Allen argues that counsel’s performance prejudiced her jury by influencing
them to believe that Allen could still be guilty of felony murder even if the cocaine
intoxication, and not the strangulation, caused Wright’s death. However, Allen has
failed to demonstrate prejudice, considering the totality of the correct descriptions
of the elements of felony murder available to the jury. See Carratelli v. State, 961
So. 2d 312, 324 (Fla. 2007) (“Under Strickland, to demonstrate prejudice a
defendant must show that there is a reasonable probability—one sufficient to
undermine confidence in the outcome—that, but for counsel’s unprofessional
errors, the result of the proceeding would have been different.”) (citing Strickland,
466 U.S. at 694).

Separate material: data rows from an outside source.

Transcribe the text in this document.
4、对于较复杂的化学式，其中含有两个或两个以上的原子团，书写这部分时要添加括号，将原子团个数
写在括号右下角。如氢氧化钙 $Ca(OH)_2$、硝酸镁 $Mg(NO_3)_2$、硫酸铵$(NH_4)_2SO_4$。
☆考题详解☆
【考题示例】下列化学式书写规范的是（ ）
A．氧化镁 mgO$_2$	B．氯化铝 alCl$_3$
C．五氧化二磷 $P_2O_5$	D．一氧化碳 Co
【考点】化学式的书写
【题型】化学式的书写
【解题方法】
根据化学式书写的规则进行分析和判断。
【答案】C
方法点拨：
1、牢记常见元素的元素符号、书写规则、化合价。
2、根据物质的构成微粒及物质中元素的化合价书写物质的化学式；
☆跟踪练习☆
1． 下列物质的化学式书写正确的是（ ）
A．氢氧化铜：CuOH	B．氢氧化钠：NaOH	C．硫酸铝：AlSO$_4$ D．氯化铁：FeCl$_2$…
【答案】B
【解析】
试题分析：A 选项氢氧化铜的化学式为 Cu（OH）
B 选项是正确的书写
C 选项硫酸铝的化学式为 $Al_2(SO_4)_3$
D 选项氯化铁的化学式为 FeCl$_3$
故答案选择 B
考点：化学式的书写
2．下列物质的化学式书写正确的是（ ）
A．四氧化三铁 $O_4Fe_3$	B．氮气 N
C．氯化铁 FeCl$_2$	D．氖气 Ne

There is no reasonable probability that, but for counsel’s failure
to object, the outcome would have been different. Our confidence in the outcome
is not undermined. Because Allen has failed to establish the prejudice prong, we
need not address deficiency. See Strickland, 466 U.S. at 697 (“[T]here is no reason
for a court deciding an ineffective assistance claim . . . to address both components
of the inquiry if the defendant makes an insufficient showing on one.”). Therefore,
we conclude that the trial court properly denied postconviction relief on this claim.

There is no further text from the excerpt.